Tak ada yang Dandi rindukan dari kepopulerannya dulu selain rasa bebas. Persetan dengan pujian dan ketenaran, baginya itu hanya sebuah penghargaan kecil untuk secuil bakat yang ia punya. Tak lebih.

Miris, untuk ke sekian kalinya ia harus kalah dengan rasa patuh selayaknya anak pada umumnya. Tak banyak yang bisa Dandi lakukan selain berdiam diri di kamar sambil memegang kitab Al-Qur'an, memaksa otaknya untuk mengingat beberapa isi ayat.

Kemarin sekolah telah mengumumkan hari ujian akhir. Sekitar beberapa Minggu lagi. Yang berarti, hari kelulusan sudah di depan mata. Benar-benar lucu jika Dandi masih berharap Kinara dan Bagus mengubah keputusan mereka dan membiarkannya mengambil apa yang ia inginkan.

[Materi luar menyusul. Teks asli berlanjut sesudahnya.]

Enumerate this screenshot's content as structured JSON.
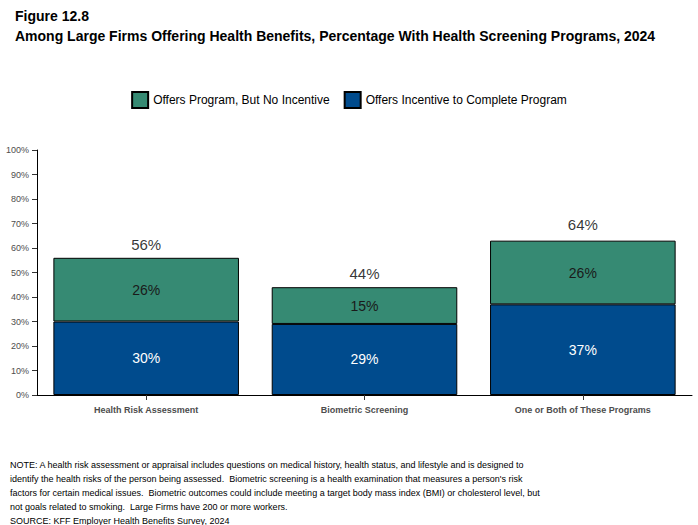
{
  "chart_data": {
    "type": "bar",
    "title": "Figure 12.8",
    "subtitle": "Among Large Firms Offering Health Benefits, Percentage With Health Screening Programs, 2024",
    "categories": [
      "Health Risk Assessment",
      "Biometric Screening",
      "One or Both of These Programs"
    ],
    "series": [
      {
        "name": "Offers Incentive to Complete Program",
        "color": "#004b8d",
        "values": [
          30,
          29,
          37
        ],
        "value_labels": [
          "30%",
          "29%",
          "37%"
        ]
      },
      {
        "name": "Offers Program, But No Incentive",
        "color": "#368a73",
        "values": [
          26,
          15,
          26
        ],
        "value_labels": [
          "26%",
          "15%",
          "26%"
        ]
      }
    ],
    "totals": [
      56,
      44,
      64
    ],
    "total_labels": [
      "56%",
      "44%",
      "64%"
    ],
    "stacked": true,
    "data_labels": true,
    "legend": "top",
    "grid": false,
    "ylim": [
      0,
      100
    ],
    "yticks": [
      {
        "value": 0,
        "label": "0%"
      },
      {
        "value": 10,
        "label": "10%"
      },
      {
        "value": 20,
        "label": "20%"
      },
      {
        "value": 30,
        "label": "30%"
      },
      {
        "value": 40,
        "label": "40%"
      },
      {
        "value": 50,
        "label": "50%"
      },
      {
        "value": 60,
        "label": "60%"
      },
      {
        "value": 70,
        "label": "70%"
      },
      {
        "value": 80,
        "label": "80%"
      },
      {
        "value": 90,
        "label": "90%"
      },
      {
        "value": 100,
        "label": "100%"
      }
    ],
    "annotations": [
      "NOTE: A health risk assessment or appraisal includes questions on medical history, health status, and lifestyle and is designed to identify the health risks of the person being assessed.  Biometric screening is a health examination that measures a person's risk factors for certain medical issues.  Biometric outcomes could include meeting a target body mass index (BMI) or cholesterol level, but not goals related to smoking.  Large Firms have 200 or more workers.",
      "SOURCE: KFF Employer Health Benefits Survey, 2024"
    ]
  }
}
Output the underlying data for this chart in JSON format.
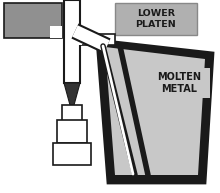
{
  "bg_color": "#ffffff",
  "gray_color": "#909090",
  "white_color": "#ffffff",
  "black_color": "#1a1a1a",
  "light_gray": "#c8c8c8",
  "dark_gray": "#333333",
  "label_gray": "#b0b0b0",
  "lower_platen_text": "LOWER\nPLATEN",
  "molten_metal_text": "MOLTEN\nMETAL",
  "figsize": [
    2.2,
    1.93
  ],
  "dpi": 100,
  "xlim": [
    0,
    220
  ],
  "ylim": [
    0,
    193
  ]
}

Well, sudah tidak ada lagi yang bisa dilakukan selain mengikut arahan dari sang pemrogram. Begitu bukan?

Sampai sebuah pemikiran singgah di hati. Apa dengan mengakhiri hidup, masalahnya akan selesai? Karena jujur, Dandi tidak sanggup jika harus melakukan semua keinginan orang tuanya dengan kondisi seperti ini. Dandi lelah menahan asma yang selalu datang mengganggu tidur malamnya hanya karena memikirkan banyak hal. Setiap hari. Jangankan melakukan aktifitas, makan saja Dandi jadi malas.

Harus begini, harus begitu. Tidak boleh ini, tidak boleh itu. Hidup penuh rasa takut dan keterpaksaan hanya demi menghindari kegaduhan. Mengalah malah membuat dirinya tersiksa. Tanpa ada yang tahu, Dandi nyaris gila.

Sesuatu di atas meja nakas mulai menarik perhatian. Dandi menatap lekat cutter yang biasa ia gunakan untuk mengikis pensil. Bak dihasut oleh pemikiran jahat, tangan kurusnya mulai bergerak meraih benda tersebut. Memperhatikan detil dengan tatapan kosong.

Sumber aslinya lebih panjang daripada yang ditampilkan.